Advanced Analytics Target Architecture
1. Ingestion Process
The ingestion process will load data from a variety of different data sources (structured or unstructured) and persist them in a central data lake storage (data store).
A common digestion pattern will be explained at the end of this document
2. Store
Ingested (raw) datasets (and business-ready datasets) will be stored in designated areas of Azure Data Lake. Datasets in the raw area (folders) will be useful for troubleshooting as well as meeting auditing and regulatory requirements.
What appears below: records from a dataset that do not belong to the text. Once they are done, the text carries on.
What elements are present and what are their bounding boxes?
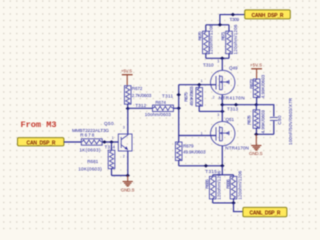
capacitor C80 [270, 116, 278, 118]
svg-text:3: 3 [217, 60, 219, 64]
svg-text:T314: T314 [105, 144, 116, 149]
svg-text:49.9K/0603: 49.9K/0603 [189, 86, 194, 106]
resistor R673 [253, 79, 260, 98]
svg-text:R671: R671 [220, 31, 225, 40]
wire R675 bottom to mid node [199, 110, 222, 112]
svg-text:120ohm/1206: 120ohm/1206 [233, 24, 238, 54]
transistor Q51 [211, 121, 235, 145]
svg-text:1K(0603): 1K(0603) [79, 148, 100, 153]
svg-text:100nF/50V/0603/X7R: 100nF/50V/0603/X7R [288, 97, 293, 145]
svg-text:R670: R670 [197, 31, 202, 40]
wire mid node to divider [222, 104, 256, 106]
resistor R675 [197, 83, 202, 87]
svg-text:NTR4170N: NTR4170N [225, 146, 249, 151]
svg-text:R679: R679 [183, 144, 194, 149]
node R681 tap [109, 140, 114, 144]
svg-text:R675: R675 [183, 92, 188, 102]
resistor R670 [205, 25, 207, 31]
wire Q49 source to mid node [221, 95, 223, 122]
node gnd junction [254, 133, 259, 137]
svg-text:R672: R672 [132, 86, 143, 91]
wire CANH top: rail to port [220, 15, 245, 25]
wire T312 to R674 [128, 107, 153, 109]
wire stub to R685/R686 rail [221, 166, 223, 175]
svg-text:R676: R676 [246, 115, 251, 125]
resistor R681 [111, 142, 113, 150]
port CAN_DSP_R [18, 138, 64, 146]
svg-text:CANH_DSP_R: CANH_DSP_R [252, 13, 284, 19]
node R674 junction [176, 106, 181, 110]
node T311 [176, 93, 181, 97]
transistor Q50 [118, 134, 132, 151]
resistor R674 [153, 105, 174, 111]
svg-text:2.7K/0603: 2.7K/0603 [132, 93, 152, 98]
resistor R676 [255, 105, 257, 110]
resistor R679 [178, 136, 180, 143]
port CANL_DSP_R [243, 207, 287, 216]
node T314 [102, 140, 107, 144]
wire divider to C80 top [256, 105, 274, 117]
node T312 [126, 107, 131, 111]
wire bottom of R685/R686 to CANL port [213, 202, 234, 204]
wire R678 to Q50 base [102, 141, 118, 143]
svg-text:C80: C80 [277, 115, 282, 124]
svg-text:T310: T310 [203, 62, 214, 67]
svg-text:Q51: Q51 [226, 117, 235, 122]
svg-text:2: 2 [213, 95, 215, 99]
node source rail [220, 164, 225, 168]
node junction top rail [218, 23, 223, 27]
wire bottom rail [179, 165, 223, 167]
svg-text:120ohm/1206: 120ohm/1206 [209, 24, 214, 54]
svg-text:120ohm/1206: 120ohm/1206 [238, 170, 243, 199]
wire Q51 gate lead [179, 135, 216, 137]
svg-text:T312: T312 [135, 103, 146, 108]
resistor R678 [81, 139, 102, 145]
svg-text:4.99K/0603: 4.99K/0603 [260, 74, 265, 98]
node divider [254, 103, 259, 107]
node T313 [234, 103, 239, 107]
svg-text:R678: R678 [80, 132, 94, 137]
svg-text:3: 3 [217, 113, 219, 117]
svg-text:120ohm/1206: 120ohm/1206 [217, 170, 222, 199]
svg-text:R674: R674 [155, 100, 166, 105]
svg-text:From M3: From M3 [21, 120, 57, 130]
wire Q49 gate lead [179, 84, 216, 86]
power +5V.S right [251, 69, 262, 80]
svg-text:49.9K/0603: 49.9K/0603 [183, 150, 206, 155]
node mid [220, 103, 225, 107]
resistor R671 [228, 25, 230, 31]
svg-text:1: 1 [201, 131, 203, 135]
svg-text:Q49: Q49 [229, 66, 238, 71]
svg-text:R686: R686 [226, 179, 231, 189]
wire Q50 emitter lead [127, 151, 129, 176]
transistor Q49 [211, 70, 235, 94]
svg-text:+5V.S: +5V.S [121, 69, 132, 74]
svg-text:R685: R685 [205, 179, 210, 189]
node T315 [204, 164, 209, 168]
svg-text:3: 3 [123, 126, 125, 130]
wire Q49 drain lead [221, 58, 223, 70]
wire gate bus vertical [178, 85, 180, 136]
resistor R685 [212, 175, 214, 177]
ground GND.S right [255, 134, 257, 139]
svg-text:+5V.S: +5V.S [250, 63, 262, 68]
wire R681 to emitter [112, 175, 128, 177]
port CANH_DSP_R [245, 10, 291, 19]
svg-text:Q50: Q50 [104, 121, 114, 126]
node emitter/gnd [125, 174, 130, 178]
node T309 [231, 13, 236, 17]
svg-text:10ohm/0603: 10ohm/0603 [145, 112, 171, 117]
svg-text:1: 1 [112, 136, 114, 140]
svg-text:R681: R681 [87, 159, 98, 164]
wire top rail R670/R671 tops [206, 24, 229, 26]
svg-text:GND.S: GND.S [249, 151, 263, 156]
power +5V.S left [122, 75, 133, 86]
svg-text:CAN_DSP_R: CAN_DSP_R [27, 140, 56, 146]
wire port to R678 [64, 141, 81, 143]
resistor R672 [124, 86, 131, 105]
svg-text:T309: T309 [230, 17, 240, 22]
svg-text:2: 2 [123, 154, 125, 158]
svg-text:4.99K/0603: 4.99K/0603 [260, 110, 265, 134]
svg-text:T313: T313 [227, 106, 238, 111]
svg-text:R673: R673 [249, 79, 254, 89]
ground GND.S left [123, 176, 133, 187]
wire Q50 collector [127, 109, 129, 136]
resistor R686 [233, 175, 235, 177]
svg-text:T315: T315 [205, 169, 217, 174]
node T310 [220, 57, 225, 61]
wire bottom rail of R670/R671 [206, 57, 229, 59]
svg-text:CANL_DSP_R: CANL_DSP_R [250, 211, 281, 217]
svg-text:T311: T311 [162, 93, 173, 98]
svg-text:GND.S: GND.S [121, 187, 135, 192]
svg-text:10K(0603): 10K(0603) [78, 167, 102, 172]
svg-text:1: 1 [201, 79, 203, 83]
wire Q51 source lead [221, 146, 223, 166]
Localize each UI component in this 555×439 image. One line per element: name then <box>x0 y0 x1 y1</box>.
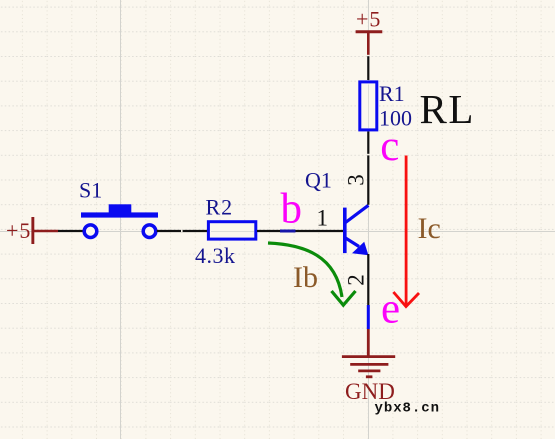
wire <box>367 56 369 80</box>
ground GND <box>342 329 395 404</box>
svg-text:1: 1 <box>317 206 329 231</box>
svg-text:2: 2 <box>344 274 369 286</box>
wire (blue segment) <box>280 230 296 233</box>
svg-text:ybx8.cn: ybx8.cn <box>375 401 440 417</box>
transistor Q1 <box>305 168 368 256</box>
svg-text:R2: R2 <box>206 195 234 220</box>
svg-text:Ic: Ic <box>418 212 441 245</box>
svg-text:Q1: Q1 <box>305 168 332 193</box>
svg-text:+5: +5 <box>6 218 31 243</box>
svg-text:+5: +5 <box>356 7 381 32</box>
wire <box>157 230 207 232</box>
svg-text:R1: R1 <box>379 81 405 106</box>
svg-text:RL: RL <box>420 86 475 132</box>
power +5 (left) <box>6 217 58 244</box>
wire <box>257 230 343 232</box>
wire <box>367 132 369 205</box>
resistor R1 <box>360 81 405 130</box>
wire <box>58 230 84 232</box>
svg-text:S1: S1 <box>79 178 102 203</box>
svg-text:b: b <box>281 186 303 233</box>
svg-text:4.3k: 4.3k <box>195 243 236 268</box>
wire (blue segment) <box>367 305 370 329</box>
current arrow Ic <box>393 156 419 307</box>
resistor R2 <box>206 195 256 240</box>
svg-text:3: 3 <box>344 174 369 186</box>
power +5 (top) <box>356 7 383 57</box>
svg-text:e: e <box>381 286 400 333</box>
current arrow Ib <box>268 243 356 305</box>
switch S1 <box>79 178 158 238</box>
svg-text:c: c <box>380 123 399 170</box>
wire <box>367 254 369 305</box>
svg-text:Ib: Ib <box>293 261 318 294</box>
On the other hand, permitted business users can access raw or processed datasets as the source of truth for specific analytics or reporting needs. As an example, data scientists can have a controlled access (through Azure Active Directory) to their related datasets and then feed them to azure ML services or Databricks machine learning library.
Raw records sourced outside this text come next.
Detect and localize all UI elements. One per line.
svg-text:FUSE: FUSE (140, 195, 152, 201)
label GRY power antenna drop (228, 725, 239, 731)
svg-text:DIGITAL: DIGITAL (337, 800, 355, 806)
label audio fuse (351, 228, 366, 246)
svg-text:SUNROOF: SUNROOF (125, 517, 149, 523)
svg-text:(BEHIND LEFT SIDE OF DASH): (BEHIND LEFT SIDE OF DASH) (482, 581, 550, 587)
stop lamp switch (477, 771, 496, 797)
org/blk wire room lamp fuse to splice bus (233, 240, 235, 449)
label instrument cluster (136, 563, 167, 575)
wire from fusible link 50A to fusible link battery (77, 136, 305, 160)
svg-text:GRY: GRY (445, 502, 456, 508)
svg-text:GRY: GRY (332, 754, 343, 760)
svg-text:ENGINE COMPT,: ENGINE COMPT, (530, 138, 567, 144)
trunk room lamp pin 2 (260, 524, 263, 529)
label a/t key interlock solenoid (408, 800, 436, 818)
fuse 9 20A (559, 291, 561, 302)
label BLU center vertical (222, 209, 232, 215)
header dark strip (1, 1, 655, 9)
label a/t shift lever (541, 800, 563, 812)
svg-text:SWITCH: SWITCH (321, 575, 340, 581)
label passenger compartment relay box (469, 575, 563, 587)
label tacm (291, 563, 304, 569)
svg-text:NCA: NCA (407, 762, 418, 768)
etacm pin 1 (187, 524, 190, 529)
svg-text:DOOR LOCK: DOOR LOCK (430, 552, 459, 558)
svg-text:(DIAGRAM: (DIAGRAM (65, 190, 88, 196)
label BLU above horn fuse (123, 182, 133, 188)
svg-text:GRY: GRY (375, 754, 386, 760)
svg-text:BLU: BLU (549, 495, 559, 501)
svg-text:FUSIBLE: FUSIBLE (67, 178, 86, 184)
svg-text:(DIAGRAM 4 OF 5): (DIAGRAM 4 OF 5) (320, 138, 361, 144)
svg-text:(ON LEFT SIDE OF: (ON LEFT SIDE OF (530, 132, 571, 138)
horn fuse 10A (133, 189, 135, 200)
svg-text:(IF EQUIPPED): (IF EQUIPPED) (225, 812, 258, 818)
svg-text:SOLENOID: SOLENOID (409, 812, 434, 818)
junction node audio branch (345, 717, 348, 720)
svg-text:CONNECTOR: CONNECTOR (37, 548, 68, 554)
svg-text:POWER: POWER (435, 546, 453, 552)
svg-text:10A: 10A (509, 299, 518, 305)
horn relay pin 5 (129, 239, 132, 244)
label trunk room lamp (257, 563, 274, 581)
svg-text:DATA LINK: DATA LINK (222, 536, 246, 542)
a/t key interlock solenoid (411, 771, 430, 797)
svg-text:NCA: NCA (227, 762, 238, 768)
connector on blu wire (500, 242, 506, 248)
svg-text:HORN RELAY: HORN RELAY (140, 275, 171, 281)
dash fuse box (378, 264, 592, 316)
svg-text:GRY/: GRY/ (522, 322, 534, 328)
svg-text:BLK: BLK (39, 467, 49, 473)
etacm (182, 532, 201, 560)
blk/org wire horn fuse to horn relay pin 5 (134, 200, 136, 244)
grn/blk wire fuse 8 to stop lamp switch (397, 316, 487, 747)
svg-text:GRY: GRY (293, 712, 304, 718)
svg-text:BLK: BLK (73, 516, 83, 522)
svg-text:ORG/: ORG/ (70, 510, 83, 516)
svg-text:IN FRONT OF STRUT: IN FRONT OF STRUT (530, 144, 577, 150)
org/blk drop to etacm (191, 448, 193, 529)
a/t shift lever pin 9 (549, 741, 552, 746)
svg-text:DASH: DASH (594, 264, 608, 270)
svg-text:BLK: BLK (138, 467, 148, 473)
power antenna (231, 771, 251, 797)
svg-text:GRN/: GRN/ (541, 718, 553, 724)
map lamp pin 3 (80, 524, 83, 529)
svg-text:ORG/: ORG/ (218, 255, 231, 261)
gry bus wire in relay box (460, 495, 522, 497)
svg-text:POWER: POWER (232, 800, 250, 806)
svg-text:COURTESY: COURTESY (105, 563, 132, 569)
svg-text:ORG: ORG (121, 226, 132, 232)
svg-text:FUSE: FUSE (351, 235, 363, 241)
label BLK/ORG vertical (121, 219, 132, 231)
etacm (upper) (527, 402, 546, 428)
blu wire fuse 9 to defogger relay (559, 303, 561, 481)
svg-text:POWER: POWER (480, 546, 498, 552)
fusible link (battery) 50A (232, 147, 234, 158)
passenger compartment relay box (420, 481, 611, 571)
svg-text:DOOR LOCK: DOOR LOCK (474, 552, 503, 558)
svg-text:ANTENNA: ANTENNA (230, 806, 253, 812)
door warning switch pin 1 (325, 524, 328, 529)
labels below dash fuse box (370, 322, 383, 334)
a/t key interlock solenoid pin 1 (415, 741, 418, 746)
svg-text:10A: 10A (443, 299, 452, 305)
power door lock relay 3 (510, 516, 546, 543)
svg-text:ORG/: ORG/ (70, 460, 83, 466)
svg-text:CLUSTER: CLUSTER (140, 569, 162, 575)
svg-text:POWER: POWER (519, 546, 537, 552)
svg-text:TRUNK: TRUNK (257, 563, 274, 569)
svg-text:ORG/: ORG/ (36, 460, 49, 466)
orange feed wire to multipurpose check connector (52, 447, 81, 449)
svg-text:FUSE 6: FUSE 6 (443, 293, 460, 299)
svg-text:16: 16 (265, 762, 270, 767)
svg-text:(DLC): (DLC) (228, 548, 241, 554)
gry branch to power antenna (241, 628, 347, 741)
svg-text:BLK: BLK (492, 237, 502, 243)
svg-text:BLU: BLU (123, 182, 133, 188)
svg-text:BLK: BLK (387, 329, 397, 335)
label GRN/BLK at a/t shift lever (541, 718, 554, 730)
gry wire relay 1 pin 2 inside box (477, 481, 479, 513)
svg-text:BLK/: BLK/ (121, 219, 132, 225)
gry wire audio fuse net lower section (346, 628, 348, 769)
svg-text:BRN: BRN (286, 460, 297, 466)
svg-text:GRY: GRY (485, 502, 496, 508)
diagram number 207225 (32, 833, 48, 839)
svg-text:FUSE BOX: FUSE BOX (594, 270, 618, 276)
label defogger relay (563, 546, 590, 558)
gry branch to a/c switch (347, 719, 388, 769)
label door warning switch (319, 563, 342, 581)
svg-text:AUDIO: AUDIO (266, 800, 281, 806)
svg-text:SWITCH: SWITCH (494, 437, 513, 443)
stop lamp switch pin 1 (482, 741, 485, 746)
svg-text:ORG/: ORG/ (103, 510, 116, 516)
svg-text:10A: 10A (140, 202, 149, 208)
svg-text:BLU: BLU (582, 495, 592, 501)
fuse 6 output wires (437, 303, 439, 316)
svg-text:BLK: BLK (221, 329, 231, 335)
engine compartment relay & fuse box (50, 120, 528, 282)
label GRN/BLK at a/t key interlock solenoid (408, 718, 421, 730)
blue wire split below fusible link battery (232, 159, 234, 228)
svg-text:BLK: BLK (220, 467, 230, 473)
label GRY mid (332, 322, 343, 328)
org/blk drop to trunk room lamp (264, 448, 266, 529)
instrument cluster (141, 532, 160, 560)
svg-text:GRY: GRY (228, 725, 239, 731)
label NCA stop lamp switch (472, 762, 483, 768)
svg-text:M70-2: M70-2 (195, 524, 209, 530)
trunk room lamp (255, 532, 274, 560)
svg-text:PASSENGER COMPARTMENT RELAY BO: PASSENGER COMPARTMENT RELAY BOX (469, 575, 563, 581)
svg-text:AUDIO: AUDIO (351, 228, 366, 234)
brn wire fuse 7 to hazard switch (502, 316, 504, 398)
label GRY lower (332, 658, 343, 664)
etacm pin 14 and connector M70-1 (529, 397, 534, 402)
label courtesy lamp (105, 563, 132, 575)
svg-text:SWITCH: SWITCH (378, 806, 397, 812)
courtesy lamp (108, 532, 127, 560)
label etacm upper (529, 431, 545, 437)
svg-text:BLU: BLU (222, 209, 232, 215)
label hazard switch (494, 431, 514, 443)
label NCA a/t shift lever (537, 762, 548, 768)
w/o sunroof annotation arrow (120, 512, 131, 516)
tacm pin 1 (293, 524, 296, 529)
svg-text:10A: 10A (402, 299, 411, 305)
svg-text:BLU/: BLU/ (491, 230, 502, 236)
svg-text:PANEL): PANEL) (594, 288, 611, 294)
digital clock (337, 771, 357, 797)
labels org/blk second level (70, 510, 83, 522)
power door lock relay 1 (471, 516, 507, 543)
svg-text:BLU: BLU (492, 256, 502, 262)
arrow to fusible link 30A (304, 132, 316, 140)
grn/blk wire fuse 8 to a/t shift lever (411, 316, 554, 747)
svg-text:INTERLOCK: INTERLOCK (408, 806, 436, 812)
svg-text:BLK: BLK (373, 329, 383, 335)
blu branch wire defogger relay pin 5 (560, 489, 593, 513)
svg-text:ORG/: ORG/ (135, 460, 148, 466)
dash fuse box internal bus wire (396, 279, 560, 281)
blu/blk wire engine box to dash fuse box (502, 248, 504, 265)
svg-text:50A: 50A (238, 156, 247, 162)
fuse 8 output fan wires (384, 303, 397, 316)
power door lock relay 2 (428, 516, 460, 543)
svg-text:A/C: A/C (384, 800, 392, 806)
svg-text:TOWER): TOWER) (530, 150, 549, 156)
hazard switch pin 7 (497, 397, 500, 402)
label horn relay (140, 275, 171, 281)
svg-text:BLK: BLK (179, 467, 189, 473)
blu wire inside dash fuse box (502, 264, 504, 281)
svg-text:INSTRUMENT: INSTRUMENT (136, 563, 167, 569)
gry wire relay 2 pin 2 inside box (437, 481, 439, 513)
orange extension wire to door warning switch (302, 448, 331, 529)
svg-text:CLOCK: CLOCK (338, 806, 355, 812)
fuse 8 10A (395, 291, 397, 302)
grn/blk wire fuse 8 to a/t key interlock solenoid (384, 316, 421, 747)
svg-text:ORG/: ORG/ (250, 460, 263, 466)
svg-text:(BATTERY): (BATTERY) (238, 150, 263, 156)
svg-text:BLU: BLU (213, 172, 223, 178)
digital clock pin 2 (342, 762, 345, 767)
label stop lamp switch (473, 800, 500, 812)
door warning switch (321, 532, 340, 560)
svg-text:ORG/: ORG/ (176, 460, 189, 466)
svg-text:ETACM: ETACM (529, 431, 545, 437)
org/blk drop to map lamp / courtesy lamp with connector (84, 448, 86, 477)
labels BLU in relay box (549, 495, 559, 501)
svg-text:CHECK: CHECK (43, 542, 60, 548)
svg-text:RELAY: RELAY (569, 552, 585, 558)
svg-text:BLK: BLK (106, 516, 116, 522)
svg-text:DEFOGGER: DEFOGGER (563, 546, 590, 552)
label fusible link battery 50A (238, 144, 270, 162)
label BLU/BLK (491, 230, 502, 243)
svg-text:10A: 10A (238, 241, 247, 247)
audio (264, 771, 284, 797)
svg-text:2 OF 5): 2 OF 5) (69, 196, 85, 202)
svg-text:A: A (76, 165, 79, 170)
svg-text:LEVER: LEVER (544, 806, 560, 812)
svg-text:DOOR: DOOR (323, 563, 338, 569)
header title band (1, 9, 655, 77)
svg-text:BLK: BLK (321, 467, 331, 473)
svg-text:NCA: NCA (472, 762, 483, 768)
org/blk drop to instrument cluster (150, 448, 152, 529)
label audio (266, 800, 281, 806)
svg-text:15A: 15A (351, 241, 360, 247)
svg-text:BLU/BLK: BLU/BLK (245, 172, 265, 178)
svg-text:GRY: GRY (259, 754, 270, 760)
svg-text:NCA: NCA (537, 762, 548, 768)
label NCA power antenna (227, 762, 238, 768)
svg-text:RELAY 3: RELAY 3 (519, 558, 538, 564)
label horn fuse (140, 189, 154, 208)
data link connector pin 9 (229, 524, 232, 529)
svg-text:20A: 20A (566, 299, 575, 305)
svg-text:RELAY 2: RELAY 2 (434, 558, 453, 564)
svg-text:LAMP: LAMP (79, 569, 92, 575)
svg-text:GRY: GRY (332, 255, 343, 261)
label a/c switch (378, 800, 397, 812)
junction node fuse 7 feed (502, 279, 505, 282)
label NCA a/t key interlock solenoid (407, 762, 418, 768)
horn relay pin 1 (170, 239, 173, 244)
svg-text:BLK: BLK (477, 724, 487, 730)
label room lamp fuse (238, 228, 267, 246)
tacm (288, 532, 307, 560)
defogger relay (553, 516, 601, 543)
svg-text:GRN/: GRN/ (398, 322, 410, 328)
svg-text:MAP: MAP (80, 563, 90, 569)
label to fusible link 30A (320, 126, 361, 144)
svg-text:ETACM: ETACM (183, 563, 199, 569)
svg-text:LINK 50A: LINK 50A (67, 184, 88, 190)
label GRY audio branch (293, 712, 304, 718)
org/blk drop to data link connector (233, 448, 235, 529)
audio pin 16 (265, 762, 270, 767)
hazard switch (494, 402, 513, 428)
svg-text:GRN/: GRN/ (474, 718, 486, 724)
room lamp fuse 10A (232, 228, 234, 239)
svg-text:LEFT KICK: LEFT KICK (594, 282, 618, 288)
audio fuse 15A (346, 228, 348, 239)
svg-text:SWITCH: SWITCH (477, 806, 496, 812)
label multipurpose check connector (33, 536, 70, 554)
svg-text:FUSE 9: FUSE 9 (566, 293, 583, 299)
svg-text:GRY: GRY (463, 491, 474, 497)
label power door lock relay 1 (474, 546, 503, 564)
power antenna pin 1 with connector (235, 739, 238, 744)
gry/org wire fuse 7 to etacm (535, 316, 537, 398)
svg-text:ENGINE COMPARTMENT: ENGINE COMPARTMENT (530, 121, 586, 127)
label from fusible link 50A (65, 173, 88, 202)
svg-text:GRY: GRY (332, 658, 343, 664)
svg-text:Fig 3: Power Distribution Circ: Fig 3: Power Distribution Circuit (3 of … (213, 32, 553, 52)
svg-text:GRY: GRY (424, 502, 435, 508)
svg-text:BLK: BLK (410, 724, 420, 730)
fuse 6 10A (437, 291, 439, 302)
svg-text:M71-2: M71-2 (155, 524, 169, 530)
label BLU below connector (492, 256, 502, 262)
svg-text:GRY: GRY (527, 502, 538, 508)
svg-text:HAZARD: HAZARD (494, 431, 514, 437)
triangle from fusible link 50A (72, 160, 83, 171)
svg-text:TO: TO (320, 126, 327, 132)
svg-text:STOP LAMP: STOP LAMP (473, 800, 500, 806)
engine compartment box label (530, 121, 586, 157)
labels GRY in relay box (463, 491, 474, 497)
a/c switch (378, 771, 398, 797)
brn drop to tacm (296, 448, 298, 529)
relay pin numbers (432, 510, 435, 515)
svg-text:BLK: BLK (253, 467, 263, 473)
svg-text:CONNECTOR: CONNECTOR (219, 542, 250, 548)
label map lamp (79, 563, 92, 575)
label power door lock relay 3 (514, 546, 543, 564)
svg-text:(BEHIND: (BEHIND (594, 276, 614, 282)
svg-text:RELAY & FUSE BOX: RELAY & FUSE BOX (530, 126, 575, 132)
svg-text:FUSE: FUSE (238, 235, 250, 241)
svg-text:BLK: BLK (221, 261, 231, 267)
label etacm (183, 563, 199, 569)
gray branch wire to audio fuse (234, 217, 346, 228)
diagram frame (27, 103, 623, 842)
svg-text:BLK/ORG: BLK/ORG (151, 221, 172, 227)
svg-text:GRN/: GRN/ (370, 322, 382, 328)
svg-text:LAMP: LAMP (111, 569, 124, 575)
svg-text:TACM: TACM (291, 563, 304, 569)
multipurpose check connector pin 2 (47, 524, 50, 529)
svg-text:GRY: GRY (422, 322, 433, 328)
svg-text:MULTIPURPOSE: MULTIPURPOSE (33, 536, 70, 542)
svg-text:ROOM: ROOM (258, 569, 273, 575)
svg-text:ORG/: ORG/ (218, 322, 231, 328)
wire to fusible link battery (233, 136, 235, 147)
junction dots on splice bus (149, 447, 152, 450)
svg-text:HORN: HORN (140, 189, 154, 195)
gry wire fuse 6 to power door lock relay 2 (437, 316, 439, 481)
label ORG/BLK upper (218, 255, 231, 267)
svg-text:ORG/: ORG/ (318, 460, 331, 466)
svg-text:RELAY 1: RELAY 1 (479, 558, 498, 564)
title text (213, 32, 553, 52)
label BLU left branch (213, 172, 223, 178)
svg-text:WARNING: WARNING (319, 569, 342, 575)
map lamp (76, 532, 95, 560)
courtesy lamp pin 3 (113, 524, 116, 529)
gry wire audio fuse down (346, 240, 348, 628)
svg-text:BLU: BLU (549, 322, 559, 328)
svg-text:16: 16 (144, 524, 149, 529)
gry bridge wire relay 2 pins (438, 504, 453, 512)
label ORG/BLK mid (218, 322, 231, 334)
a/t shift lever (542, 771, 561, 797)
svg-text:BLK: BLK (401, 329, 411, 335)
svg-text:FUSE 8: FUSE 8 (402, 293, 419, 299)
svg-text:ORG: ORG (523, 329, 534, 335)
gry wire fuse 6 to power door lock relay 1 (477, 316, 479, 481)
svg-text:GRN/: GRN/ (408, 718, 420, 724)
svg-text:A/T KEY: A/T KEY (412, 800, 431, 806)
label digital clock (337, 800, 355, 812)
3. Processing (prep and train)
This architecture considers Azure Databricks service as the main processing engine.
Databricks easily links to data lake storage, process and augments different data types and prepare and land business-ready datasets in a specific area (folder) of data lake.
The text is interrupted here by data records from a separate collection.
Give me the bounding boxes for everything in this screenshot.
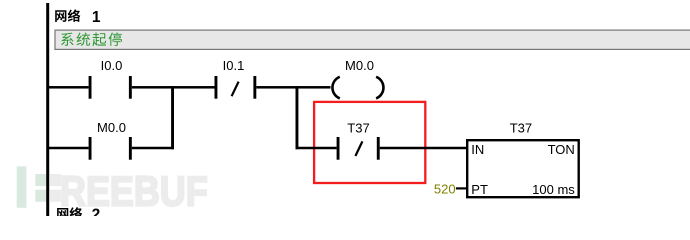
left power rail [46,3,49,216]
branch wire down to T37 contact [296,86,299,149]
svg-text:520: 520 [434,181,456,196]
svg-text:I0.0: I0.0 [101,58,123,73]
svg-text:TON: TON [548,142,575,157]
svg-text:IN: IN [471,142,484,157]
svg-text:M0.0: M0.0 [345,58,374,73]
network comment box [55,30,690,49]
wire rail to I0.0 [47,86,89,89]
coil M0.0 [332,77,383,99]
wire T37 contact to timer block [380,147,467,150]
contact M0.0 [89,137,132,160]
red highlight box around T37 contact [314,102,425,183]
wire I0.1 to coil M0.0 [256,86,330,89]
wire rail to M0.0 contact [47,147,89,150]
svg-text:100 ms: 100 ms [532,182,575,197]
svg-text:1: 1 [92,9,101,26]
svg-text:REEBUF: REEBUF [60,169,208,215]
FreeBuf watermark logo icon [17,166,62,208]
contact I0.0 [89,76,132,99]
timer block T37 TON box [467,140,579,197]
contact T37 (NC) [337,137,380,160]
svg-text:I0.1: I0.1 [223,58,245,73]
svg-text:T37: T37 [510,120,532,135]
network 1 title 网络 1 [55,9,101,26]
svg-text:T37: T37 [347,120,369,135]
branch wire down to rung 2 [171,86,174,149]
comment text 系统起停 [61,32,122,46]
wire branch to T37 contact [296,147,337,150]
wire I0.0 to I0.1 [132,86,215,89]
wire M0.0 contact to branch [132,147,174,150]
network 2 title 网络 2 [57,207,100,224]
svg-text:PT: PT [471,182,488,197]
svg-text:M0.0: M0.0 [97,120,126,135]
contact I0.1 (NC) [215,76,257,99]
svg-text:2: 2 [92,207,101,217]
PT input stub wire [456,187,467,189]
While Databricks is processing data, it can leverage a notification mechanism by connecting to azure logic apps and functions.
On the other hand, there is a need to supply updated historical datasets to the business via data serving layer. A layer is well suited for business intelligence and ad-hoc relational querying.
To satisfy this requirement, Databricks has another feature. It can organise data in relational-like databases on top of its file system.
Databricks can connect to Azure SQL Data warehouse by utilising JDBC connections and push its internal database entities through
This mechanism uses polybase under the hood which can get best of Azure SQL Data Warehouse massive parallel processing capabilities. This is a very fast process and can move gigabytes of data in a few minutes.
4. Data Service Layer
The architecture supports serving data both via data store (data lake) and the relational type store which can be Azure SQL Data Warehouse or Azure Analysis Services.
Datasets which have been processed and loaded into Azure SQL Data Warehouse will feed Azure Analysis Services (Tabular Models) in the final stage.
Azure Analysis Services is fully optimised to server Power BI and Excel services. It is the recommended portal for enterprise usage and provides a comprehensive level of security management and governing capabilities
It also separates business logics from reporting tools and centralises metrics definitions across the business.
5. Why Azure Databricks
Azure Databricks provides Apache Spark power and capabilities as a service in Azure platform.
It is an in-memory parallel processing system which can run X100 times faster than traditional map-reduce jobs.
Azure Databricks covers four main popular areas in one solution so it is an ideal tool set to deal with a variety of data processing and analytics requirements:
-
Spark SQL: provides access to data through popular SQL like commands
-
Spark Streaming: Support Real-time Live streams of data
-
GraphX: A comprehensive graph processing framework
-
ML Machine Learning Library: A distributed machine learning framework
Using Azure Databricks in this architecture brings a wide range of features and flexibilities to the table:
-
It is easy to setup and scale
-
oIt can digest and process large amount of data receiving through a variety of connection types such as ftp, email or RDBMS connections (one single engine).
-
Decoupling digestion and transformation logic from orchestration mechanism (ADF) in a very easy way. Queries and business logics are implemented in notebooks. ADF is only responsible for setting parameters and running notebooks.
-
Maintenance and extension made easy! Majority of logic will be written in SQL and Python (Java, R and Scala are also supported)
-
Implementing different data loading patterns (e.g. SCD) with an outstanding level of performance
-
It can link to data storage (Azure Data Lake) through AAD
-
All source codes (notebooks) will easily link to git repositories
-
It supports DevOps principals
-
It is easy to share workspaces and logics between different teams of developers
-
Databricks can use Azure security Key Vaults which eliminates hard-coding credentials in the source codes
6. Ingestion Pattern
It is very common for a data platform to receive data via secure ftp services or as attachments to standard emails.
Digesting these type of information needs a specific pattern to ensure incoming data is stored in the data store (azure data lake storage) and processed as soon as they have received.
Following diagram depicts a practiced pattern to implement digestion process for ftp and email data sources:
In this pattern, an Azure app listens to the blob storage and as soon as a new file is landed:
-
Another function retrieves metadata such as ADF pipeline name and destination path in Data Lake. Then it sends the information to logic apps
-
Logic apps moves the data from blob storage to data lake destination folder
-
Logic apps uses supplied parameters to trigger appropriate ADF (workflow)
-
Logic apps are also responsible to provide an adequate level of notifications
-
Then ADF pipeline will send file name and other meta data to run related Databricks notebook which will process raw data and makes it ready for business use
The mechanics of processing email attachments are very similar except for the fact that the data needs to be read from a standard attached file format.